An American Psychiatric Association study found that approximately 85 percent of African Americans describe themselves as religious and that the most common way of coping with stress for such individuals was prayer (Clifton). This is a complex issue, as church is by no means a replacement for mental health treatment, but the African American church has played a vital role in the Civil Rights Movement and in community support for many neighborhoods.

Edward P. Jones dramatizes this role of the church in “A Dark Night” from Lost in the City. In that story, Carmena Boone and several other women sit in an economy apartment, waiting for their pastor to arrive for a prayer meeting. Suddenly, an uninvited guest, Mrs. Garrett, arrives knocks on the door and invites herself in (Jones 217). While still waiting for the pastor, Mrs. Garrett tells a story from her childhood of her uncle’s family being killed by a lightning strike. It is clear while she tells the story a lot; the women are annoyed both by the telling, and they later dismiss and ignore her attempts to tell another story (221-225).

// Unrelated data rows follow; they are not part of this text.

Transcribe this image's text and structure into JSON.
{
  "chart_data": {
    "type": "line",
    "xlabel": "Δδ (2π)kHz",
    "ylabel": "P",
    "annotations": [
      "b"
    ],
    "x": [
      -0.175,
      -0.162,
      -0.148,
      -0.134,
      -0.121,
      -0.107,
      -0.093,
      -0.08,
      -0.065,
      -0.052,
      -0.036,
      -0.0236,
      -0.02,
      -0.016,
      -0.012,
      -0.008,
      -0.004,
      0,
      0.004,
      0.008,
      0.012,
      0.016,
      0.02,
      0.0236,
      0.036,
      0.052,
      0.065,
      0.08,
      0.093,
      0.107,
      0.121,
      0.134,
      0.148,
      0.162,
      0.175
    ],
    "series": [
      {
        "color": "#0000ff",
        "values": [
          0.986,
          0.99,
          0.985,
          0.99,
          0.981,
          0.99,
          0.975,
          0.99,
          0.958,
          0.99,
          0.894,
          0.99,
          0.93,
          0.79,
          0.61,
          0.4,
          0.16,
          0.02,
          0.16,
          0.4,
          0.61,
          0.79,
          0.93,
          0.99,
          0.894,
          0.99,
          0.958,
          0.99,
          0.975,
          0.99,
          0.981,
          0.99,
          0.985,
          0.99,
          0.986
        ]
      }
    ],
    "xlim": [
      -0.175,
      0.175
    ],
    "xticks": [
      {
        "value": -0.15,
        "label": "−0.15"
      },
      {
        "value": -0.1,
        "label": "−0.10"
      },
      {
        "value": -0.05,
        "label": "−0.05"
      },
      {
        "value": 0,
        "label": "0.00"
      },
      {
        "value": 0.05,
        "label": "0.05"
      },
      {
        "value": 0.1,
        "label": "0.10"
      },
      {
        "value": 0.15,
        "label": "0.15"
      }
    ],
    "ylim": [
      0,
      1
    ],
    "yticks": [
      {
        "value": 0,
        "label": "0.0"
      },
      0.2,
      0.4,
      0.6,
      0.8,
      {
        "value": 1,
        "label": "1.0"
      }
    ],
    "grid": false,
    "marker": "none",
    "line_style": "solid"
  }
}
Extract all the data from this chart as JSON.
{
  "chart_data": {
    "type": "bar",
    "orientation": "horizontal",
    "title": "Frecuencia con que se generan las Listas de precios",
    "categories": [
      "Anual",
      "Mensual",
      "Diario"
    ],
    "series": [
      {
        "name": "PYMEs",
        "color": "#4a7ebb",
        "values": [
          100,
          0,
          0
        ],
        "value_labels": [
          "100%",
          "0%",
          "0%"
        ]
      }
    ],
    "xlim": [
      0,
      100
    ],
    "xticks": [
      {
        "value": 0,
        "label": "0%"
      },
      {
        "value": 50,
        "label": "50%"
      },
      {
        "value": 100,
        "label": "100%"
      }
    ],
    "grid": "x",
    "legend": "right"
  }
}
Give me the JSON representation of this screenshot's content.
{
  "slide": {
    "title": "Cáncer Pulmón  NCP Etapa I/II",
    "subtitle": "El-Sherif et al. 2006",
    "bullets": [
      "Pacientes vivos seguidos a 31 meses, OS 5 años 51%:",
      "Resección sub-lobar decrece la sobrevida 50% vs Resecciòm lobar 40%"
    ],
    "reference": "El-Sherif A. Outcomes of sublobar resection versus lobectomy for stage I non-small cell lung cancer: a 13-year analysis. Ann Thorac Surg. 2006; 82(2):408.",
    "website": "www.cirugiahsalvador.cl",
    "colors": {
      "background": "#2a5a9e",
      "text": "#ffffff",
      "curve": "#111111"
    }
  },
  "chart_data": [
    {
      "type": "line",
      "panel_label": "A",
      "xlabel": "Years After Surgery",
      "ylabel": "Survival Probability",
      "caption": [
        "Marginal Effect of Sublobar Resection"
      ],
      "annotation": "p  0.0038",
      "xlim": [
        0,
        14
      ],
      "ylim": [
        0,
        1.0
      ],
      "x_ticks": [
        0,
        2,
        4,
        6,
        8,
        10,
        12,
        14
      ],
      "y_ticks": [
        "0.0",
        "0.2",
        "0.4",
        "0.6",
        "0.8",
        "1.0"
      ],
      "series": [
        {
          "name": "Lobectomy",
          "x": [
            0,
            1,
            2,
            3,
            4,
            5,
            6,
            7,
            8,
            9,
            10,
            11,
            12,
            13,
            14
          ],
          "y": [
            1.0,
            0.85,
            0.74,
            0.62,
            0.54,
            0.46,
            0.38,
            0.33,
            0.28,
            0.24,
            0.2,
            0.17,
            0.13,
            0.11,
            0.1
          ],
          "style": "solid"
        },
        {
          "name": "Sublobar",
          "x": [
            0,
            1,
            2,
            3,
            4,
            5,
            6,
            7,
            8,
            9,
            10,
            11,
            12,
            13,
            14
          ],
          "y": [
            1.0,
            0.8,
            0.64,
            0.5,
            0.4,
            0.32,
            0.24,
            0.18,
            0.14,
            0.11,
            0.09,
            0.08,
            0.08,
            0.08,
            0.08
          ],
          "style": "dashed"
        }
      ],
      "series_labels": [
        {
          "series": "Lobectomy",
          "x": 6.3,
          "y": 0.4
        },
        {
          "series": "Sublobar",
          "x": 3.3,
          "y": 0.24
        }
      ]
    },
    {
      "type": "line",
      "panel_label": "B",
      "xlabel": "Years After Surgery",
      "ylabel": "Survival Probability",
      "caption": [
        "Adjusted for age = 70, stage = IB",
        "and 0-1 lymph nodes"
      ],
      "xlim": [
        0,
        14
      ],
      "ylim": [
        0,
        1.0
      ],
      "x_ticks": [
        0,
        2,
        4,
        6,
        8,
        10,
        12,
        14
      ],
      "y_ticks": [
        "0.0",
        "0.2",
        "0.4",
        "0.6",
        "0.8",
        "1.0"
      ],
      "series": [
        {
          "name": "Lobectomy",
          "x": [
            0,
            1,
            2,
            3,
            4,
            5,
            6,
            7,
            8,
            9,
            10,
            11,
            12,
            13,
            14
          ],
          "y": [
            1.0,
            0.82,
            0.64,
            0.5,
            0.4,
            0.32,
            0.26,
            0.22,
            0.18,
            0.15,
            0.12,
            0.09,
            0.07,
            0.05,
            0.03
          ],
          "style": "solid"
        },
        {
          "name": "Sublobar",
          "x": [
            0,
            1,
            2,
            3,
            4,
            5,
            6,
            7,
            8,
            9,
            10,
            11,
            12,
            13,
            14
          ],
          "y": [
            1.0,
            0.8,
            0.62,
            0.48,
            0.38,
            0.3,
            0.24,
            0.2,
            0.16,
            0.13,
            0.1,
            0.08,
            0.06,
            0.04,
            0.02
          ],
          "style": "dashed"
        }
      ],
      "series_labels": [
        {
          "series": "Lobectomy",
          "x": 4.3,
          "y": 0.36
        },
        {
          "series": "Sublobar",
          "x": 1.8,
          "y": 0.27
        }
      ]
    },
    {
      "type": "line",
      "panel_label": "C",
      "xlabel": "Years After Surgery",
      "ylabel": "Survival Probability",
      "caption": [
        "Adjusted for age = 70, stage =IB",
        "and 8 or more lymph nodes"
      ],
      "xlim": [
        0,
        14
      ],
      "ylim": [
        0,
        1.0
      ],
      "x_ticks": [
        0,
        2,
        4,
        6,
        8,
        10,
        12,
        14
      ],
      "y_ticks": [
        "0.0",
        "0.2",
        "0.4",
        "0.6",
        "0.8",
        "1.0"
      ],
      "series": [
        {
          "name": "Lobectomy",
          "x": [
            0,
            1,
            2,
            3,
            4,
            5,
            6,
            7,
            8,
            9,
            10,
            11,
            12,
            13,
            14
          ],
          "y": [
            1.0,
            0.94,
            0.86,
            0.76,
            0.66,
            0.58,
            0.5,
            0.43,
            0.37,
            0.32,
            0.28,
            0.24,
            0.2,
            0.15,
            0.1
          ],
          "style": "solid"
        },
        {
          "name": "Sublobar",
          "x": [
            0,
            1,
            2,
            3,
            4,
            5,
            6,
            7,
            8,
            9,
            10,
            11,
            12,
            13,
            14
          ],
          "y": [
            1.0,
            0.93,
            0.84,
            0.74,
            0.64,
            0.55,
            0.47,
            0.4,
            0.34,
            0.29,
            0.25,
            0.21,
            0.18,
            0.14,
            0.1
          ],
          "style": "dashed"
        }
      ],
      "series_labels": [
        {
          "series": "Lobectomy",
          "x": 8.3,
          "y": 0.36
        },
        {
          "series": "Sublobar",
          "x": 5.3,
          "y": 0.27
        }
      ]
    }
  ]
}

None of this action highlights a community of support, until Mrs. Garrett knocks on Carmena’s door at four in the morning. At this point, there is a large thunderstorm going on outside, and while Carmena does not regard the two as friends, she nonetheless lets Mrs. Garrett in. The two women sit in the bathroom with the door closed and a towel placed in front of it to block out the light. They pray together and sit together while the storm drags on (227-228). This act of kindness highlights a deep understanding about the need of Mrs. Garrett in this vulnerable state. In no way am I trying to diagnose Mrs. Garrett as a character with a mental illness, but there is an obvious aspect of Beatrice supporting her during the remembrance of a traumatic event. In this way, Jones highlights the supportive and compassionate role of the community centered in the Black church.

Jones’s writing registers the consequences of social injustices such as slavery, segregation, and mass incarceration. It also registers responses to those injustices, some of which exemplify institutional failures to help the community heal and some of which dramatize the its collective strength and resilience. That resilience includes people who have worked in medicine historically as well as today. Lost in the City illustrates the continuing importance of such action.

Works Cited

Blankenship, David M. and Robert C. Schwarz.  “Racial Disparities in Psychotic Disorder Diagnosis: A Review of Empirical Literature.” World Journal of Psychiatry, Baishideng Publishing Group Inc, 22 Dec. 2014, www.ncbi.nlm.nih.gov/pmc/articles/PMC4274585/.

Clifton, Derrick. “6 Important Facts Reveal Why Mental Health Is a Serious Issue for Black People.” Mic, Mic Network Inc., 25 Oct. 2015, mic.com/articles/113030/6-actual-facts-show-why-mental-health-is-an-issue-in-the-black-community#.739FdFgzB.

Jackson, Vanessa. “In Our Own Voice: African-American Stories of Oppression, Survival and Recovery.” Off Our Backs, vol. 33, no. 7/8, 2003, pp. 19–21. JSTOR, JSTOR, www.jstor.org/stable/20837870.